Liberal National Party candidate for Lilley, Vivian Lobo, referred to federal police

Liberal National Party candidate Vivian Lobo has been referred to the Australian Federal Police.

Liberal National Party candidate Vivian Lobo has been referred to the Australian Federal Police. Photo: TND/Liberal Party of Australia

Coalition attempts to win back one of Queensland’s most marginal seats have been dealt a major blow after a Liberal National Party candidate was referred to the Australian Federal Police.

Contesting the north Brisbane seat of Lilley, Vivian Lobo will be investigated for allegedly making false claims to the Australian Electoral Commission about his current residential address.

The AEC said on Sunday “there is concern as to whether the information provided by him regarding his residential address on [his enrolment and candidate nomination] forms is false”.

It comes after The Australian newspaper revealed on Friday the Everton Park address where Mr Lobo claims he lives is “in fact an abandoned, unfurnished and dilapidated house” that neighbours say has been sitting empty for at least a year.

The newspaper said Mr Lobo was instead living in the upmarket suburb of Windsor in the neighbouring electorate of Brisbane, held by Liberal MP Trevor Evans.
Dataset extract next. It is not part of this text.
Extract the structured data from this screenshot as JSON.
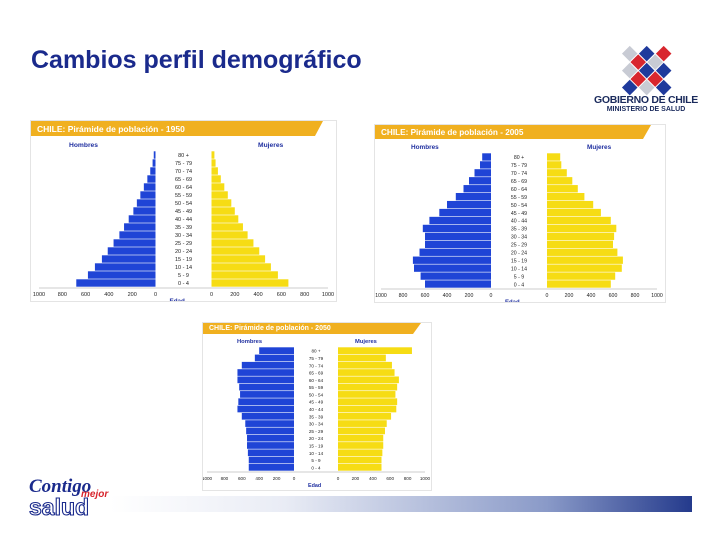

Mr Lobo said he will co-operate with the AEC’s investigation.

“I enrolled in the electorate as I had signed a lease in Everton Park with the intention to move in straight away,” Mr Lobo said.

“However, due to my campaign commitments and difficulty with getting tradespeople to the home, I was delayed moving in.”
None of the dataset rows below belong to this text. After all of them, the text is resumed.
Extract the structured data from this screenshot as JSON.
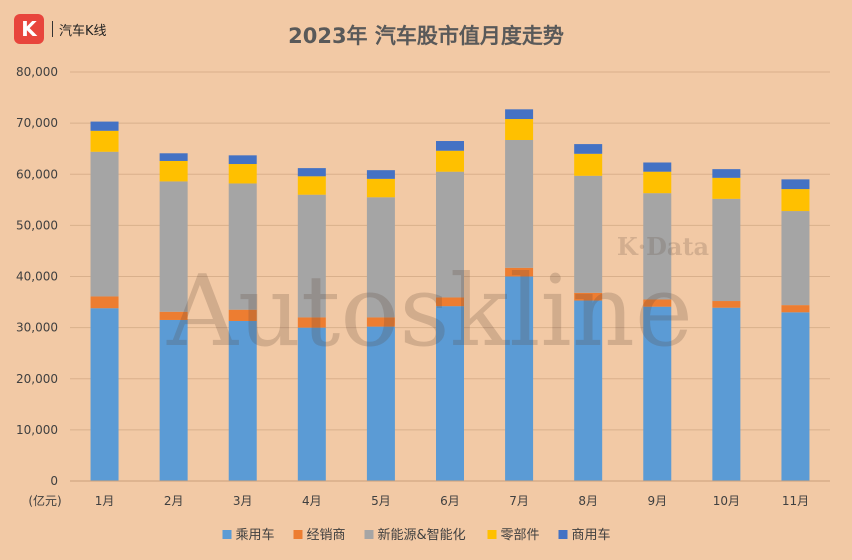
{
  "brand": {
    "logo_letter": "K",
    "name": "汽车K线"
  },
  "watermark": {
    "text": "Autoskline",
    "subtext": "K·Data"
  },
  "chart_data": {
    "type": "bar",
    "stacked": true,
    "title": "2023年 汽车股市值月度走势",
    "ylabel": "(亿元)",
    "ylim": [
      0,
      80000
    ],
    "yticks": [
      "0",
      "10,000",
      "20,000",
      "30,000",
      "40,000",
      "50,000",
      "60,000",
      "70,000",
      "80,000"
    ],
    "grid": true,
    "legend_position": "bottom",
    "categories": [
      "1月",
      "2月",
      "3月",
      "4月",
      "5月",
      "6月",
      "7月",
      "8月",
      "9月",
      "10月",
      "11月"
    ],
    "series": [
      {
        "name": "乘用车",
        "color": "#5b9bd5",
        "values": [
          33800,
          31500,
          31300,
          30000,
          30200,
          34200,
          40000,
          35300,
          34100,
          33900,
          33000
        ]
      },
      {
        "name": "经销商",
        "color": "#ed7d31",
        "values": [
          2300,
          1600,
          2200,
          2000,
          1800,
          1700,
          1700,
          1500,
          1400,
          1300,
          1400
        ]
      },
      {
        "name": "新能源&智能化",
        "color": "#a5a5a5",
        "values": [
          28300,
          25500,
          24700,
          24000,
          23500,
          24600,
          25000,
          22900,
          20800,
          20000,
          18400
        ]
      },
      {
        "name": "零部件",
        "color": "#ffc000",
        "values": [
          4100,
          4000,
          3800,
          3600,
          3600,
          4100,
          4100,
          4300,
          4200,
          4100,
          4300
        ]
      },
      {
        "name": "商用车",
        "color": "#4472c4",
        "values": [
          1800,
          1500,
          1700,
          1600,
          1700,
          1900,
          1900,
          1900,
          1800,
          1700,
          1900
        ]
      }
    ]
  }
}
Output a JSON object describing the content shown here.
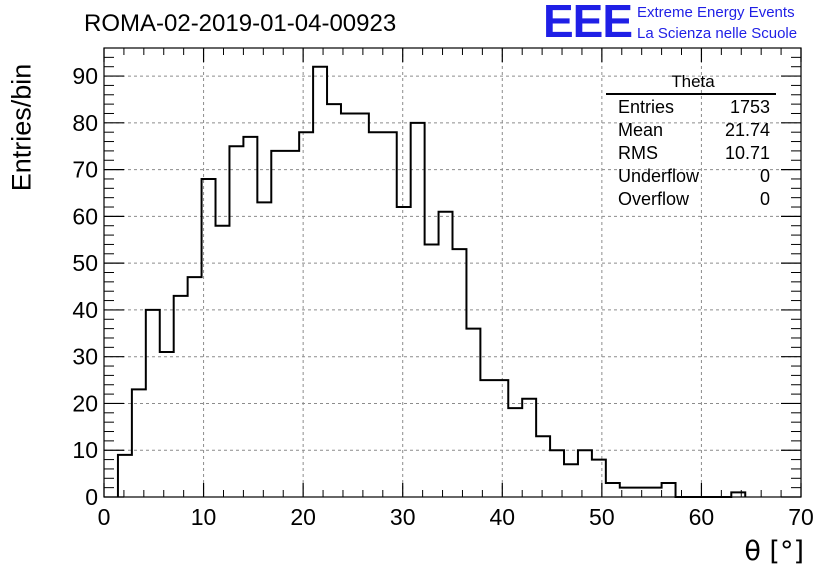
{
  "title": "ROMA-02-2019-01-04-00923",
  "logo": {
    "mark": "EEE",
    "line1": "Extreme Energy Events",
    "line2": "La Scienza nelle Scuole"
  },
  "stats": {
    "title": "Theta",
    "rows": [
      {
        "label": "Entries",
        "value": "1753"
      },
      {
        "label": "Mean",
        "value": "21.74"
      },
      {
        "label": "RMS",
        "value": "10.71"
      },
      {
        "label": "Underflow",
        "value": "0"
      },
      {
        "label": "Overflow",
        "value": "0"
      }
    ]
  },
  "colors": {
    "line": "#000000",
    "grid": "#8c8c8c",
    "logo": "#1f1fe6"
  },
  "chart_data": {
    "type": "bar",
    "style": "step-histogram",
    "title": "ROMA-02-2019-01-04-00923",
    "xlabel": "θ [°]",
    "ylabel": "Entries/bin",
    "xlim": [
      0,
      70
    ],
    "ylim": [
      0,
      96
    ],
    "grid": true,
    "legend": "stats box top-right",
    "bin_width": 1.4,
    "bin_start": 1.4,
    "values": [
      9,
      23,
      40,
      31,
      43,
      47,
      68,
      58,
      75,
      77,
      63,
      74,
      74,
      78,
      92,
      84,
      82,
      82,
      78,
      78,
      62,
      80,
      54,
      61,
      53,
      36,
      25,
      25,
      19,
      21,
      13,
      10,
      7,
      10,
      8,
      3,
      2,
      2,
      2,
      3,
      0,
      0,
      0,
      0,
      1
    ],
    "xticks": [
      "0",
      "10",
      "20",
      "30",
      "40",
      "50",
      "60",
      "70"
    ],
    "yticks": [
      "0",
      "10",
      "20",
      "30",
      "40",
      "50",
      "60",
      "70",
      "80",
      "90"
    ]
  }
}
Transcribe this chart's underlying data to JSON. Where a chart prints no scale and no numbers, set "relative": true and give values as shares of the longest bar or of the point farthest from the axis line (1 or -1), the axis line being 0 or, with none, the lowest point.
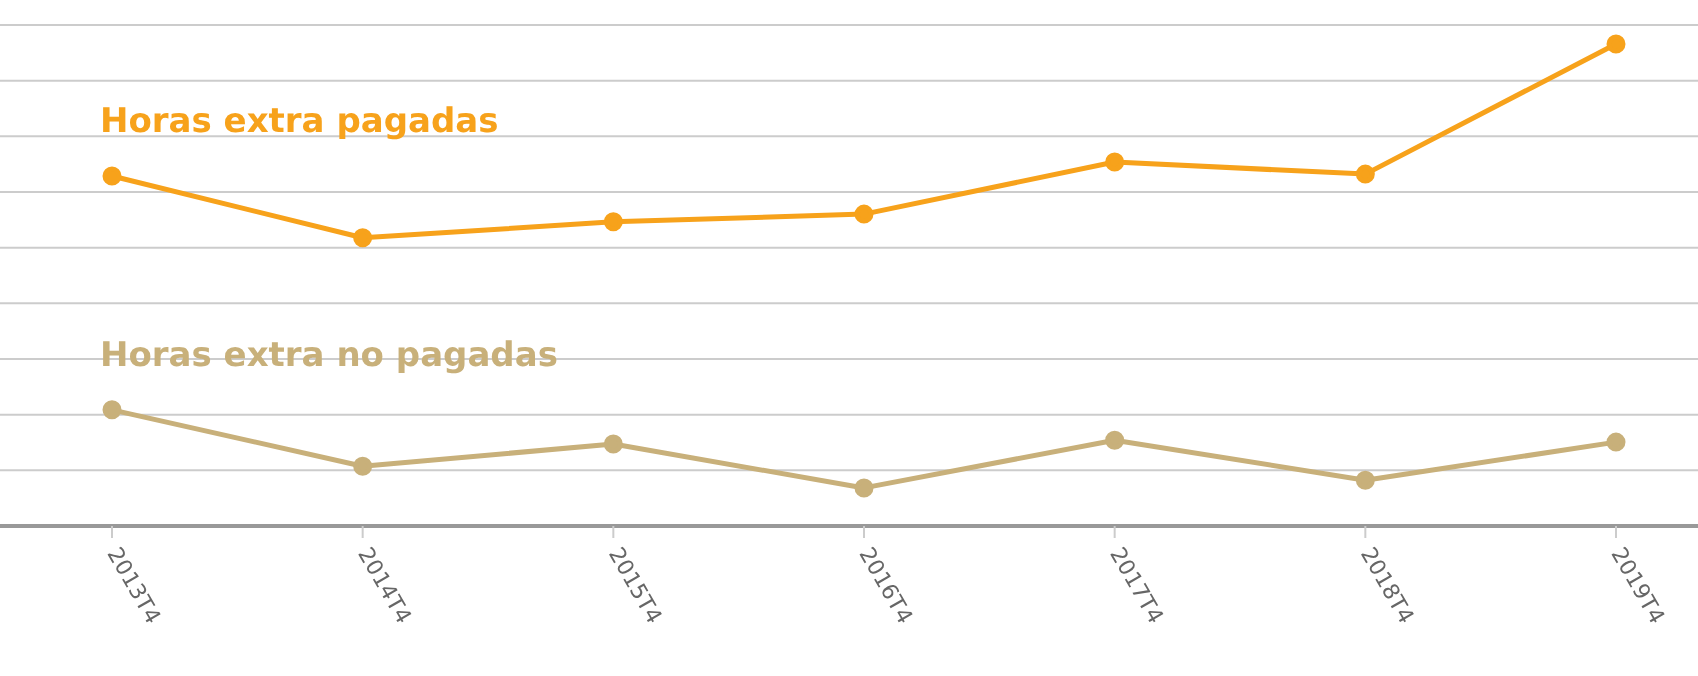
{
  "chart_data": {
    "type": "line",
    "relative": true,
    "categories": [
      "2013T4",
      "2014T4",
      "2015T4",
      "2016T4",
      "2017T4",
      "2018T4",
      "2019T4"
    ],
    "series": [
      {
        "name": "Horas extra pagadas",
        "color": "#f7a21b",
        "values": [
          0.726,
          0.598,
          0.631,
          0.647,
          0.755,
          0.73,
          1
        ]
      },
      {
        "name": "Horas extra no pagadas",
        "color": "#c8b07a",
        "values": [
          0.241,
          0.124,
          0.17,
          0.079,
          0.178,
          0.095,
          0.174
        ]
      }
    ],
    "grid": "y",
    "legend": false,
    "marker": "circle",
    "line_style": "solid"
  }
}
The Coalition campaign has not said whether it will continue supporting Mr Lobo in Lilley.

He is the second Coalition candidate to be referred to the AFP for investigation in recent days amid widespread voter concerns about corruption in politics.

Isaacs candidate Robbie Beaton was referred on Thursday after he told a newspaper he did not live at the Melbourne property where he was enrolled.

Prime Minister Scott Morrison needs to explain whether Mr Lobo will be stood down during the investigation, Queensland Labor Senator Murray Watt said on Sunday.

“This is an extremely serious allegation to emerge in relation to a candidate in the middle of an election campaign,” he said.

Not standing Mr Lobo down would be another blow to a government that has failed to deliver on a federal anti-corruption commission it promised at the last election, he added.

“This government has a terrible record when it comes to integrity,” Mr Watt said.

“They’ve had rort after rort … and now this is the second candidate across the country who has been referred for police investigation in the middle of an election campaign.”

Labor’s Anika Wells currently holds the seat of Lilley on a 0.6 per cent margin after a swing of more than 5 per cent to the LNP at the 2019 election.

Candidate nominations will remain as formally declared in April.

“Ballot papers have been printed and distributed across the country for early voting to begin on Monday and many postal voters have already received their postal voting packs,” the AEC said.

In a statement, the AFP said it does not comment on matters that may be subject to investigation.